21 stars 24 forks source link

Memory optimization for large datasets #241

Open JHHatfield opened 2 years ago

JHHatfield commented 2 years ago

Some of the functions have relatively high memory requirements (e.g. formatOccData and OccDetFunc). From what I can see these are mostly caused by the cast and merge steps. I have replaced some of the reshape2 functions in formatOccData with data.table ones. This seems to reduce the memory requirement and work as a small fix but looks complex to do in a comprehensive way.

AugustT commented 2 years ago

@JHHatfield Nice to see you are still swimming these waters. It would be good to make a record of where else you see these changes needed to aid future work to overhaul and use data.table functions. Also would you like to make a pull request with the changes you have already made?

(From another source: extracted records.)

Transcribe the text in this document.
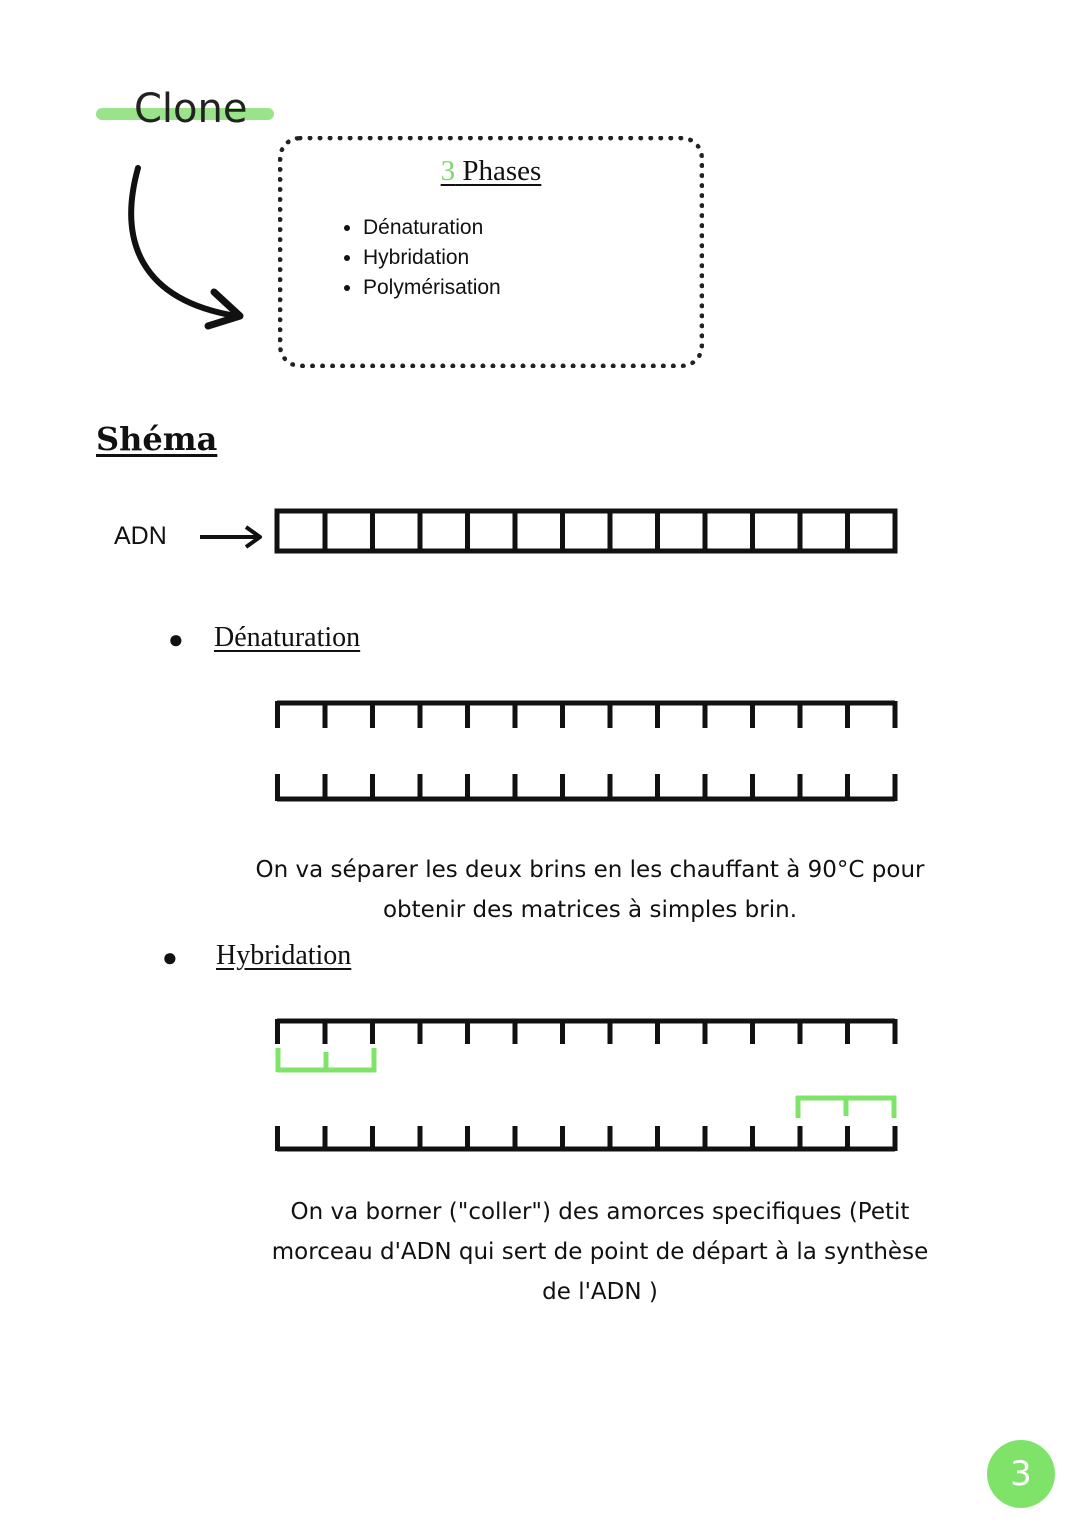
Clone
3 Phases
• Dénaturation
• Hybridation
• Polymérisation
Shéma
ADN
● Dénaturation
On va séparer les deux brins en les chauffant à 90°C pour
obtenir des matrices à simples brin.
● Hybridation
On va borner ("coller") des amorces specifiques (Petit
morceau d'ADN qui sert de point de départ à la synthèse
de l'ADN )
3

JHHatfield commented 2 years ago

I have submitted my quick fix for formatOccData which deals with the size limit faced by the reshape2 version of dcast. The issue is that data.table requires data tables instead of data frames. The syntax differences mean a lot of changes would be needed for a full overhaul. I got around it here by using setDT then setDF to go from frame to table and back. I suppose the question is if the memory usage is a big enough problem to warrant such changes.

03rcooke commented 1 year ago

The alternative option would be to use tidyverse (e.g., dplyr and tidyr) functions to replace reshape2::dcast, this would likely be less memory intensive than reshape2::dcast, but more memory intensive than data.table. However it would be much easier to implement as it would work with dataframes.

Something like:

spp_vis <- dplyr::arrange(temp, species_name) %>% 
    tidyr::pivot_wider(names_from = species_name, values_from = pres, values_fill = FALSE) %>% 
    dplyr::arrange(visit)

rather than spp_vis <- dcast(temp, formula = visit ~ species_name, value.var = "pres", fill = FALSE, fun=unique)

I'm not sure the arranges are strictly necessary, but this way the outputs are identical

JHHatfield commented 1 year ago

Sounds good, I will have a look. The quick fix for formatOccData works pretty well but when I started to have a look at occDetFunc its not really going to work. I will have a look at memory usage switching occDetFunc over to tidyverse functions. Although what is the plan for the function going forward if you are bringing NIMBLE in?

03rcooke commented 1 year ago

I think most of the code in occDetFunc will stay the same, it'll just be that there is an option to run the model in nimble rather than jags. So I think it's worth thinking about how we could reduce the memory and increase the speed on all the old reshape2 bits of code. There's also this tidyfast package https://github.com/TysonStanley/tidyfast, which has the dt_pivot_wider() function which I think basically runs data.table::dcast, but fits in a pipeline that uses dataframes neater.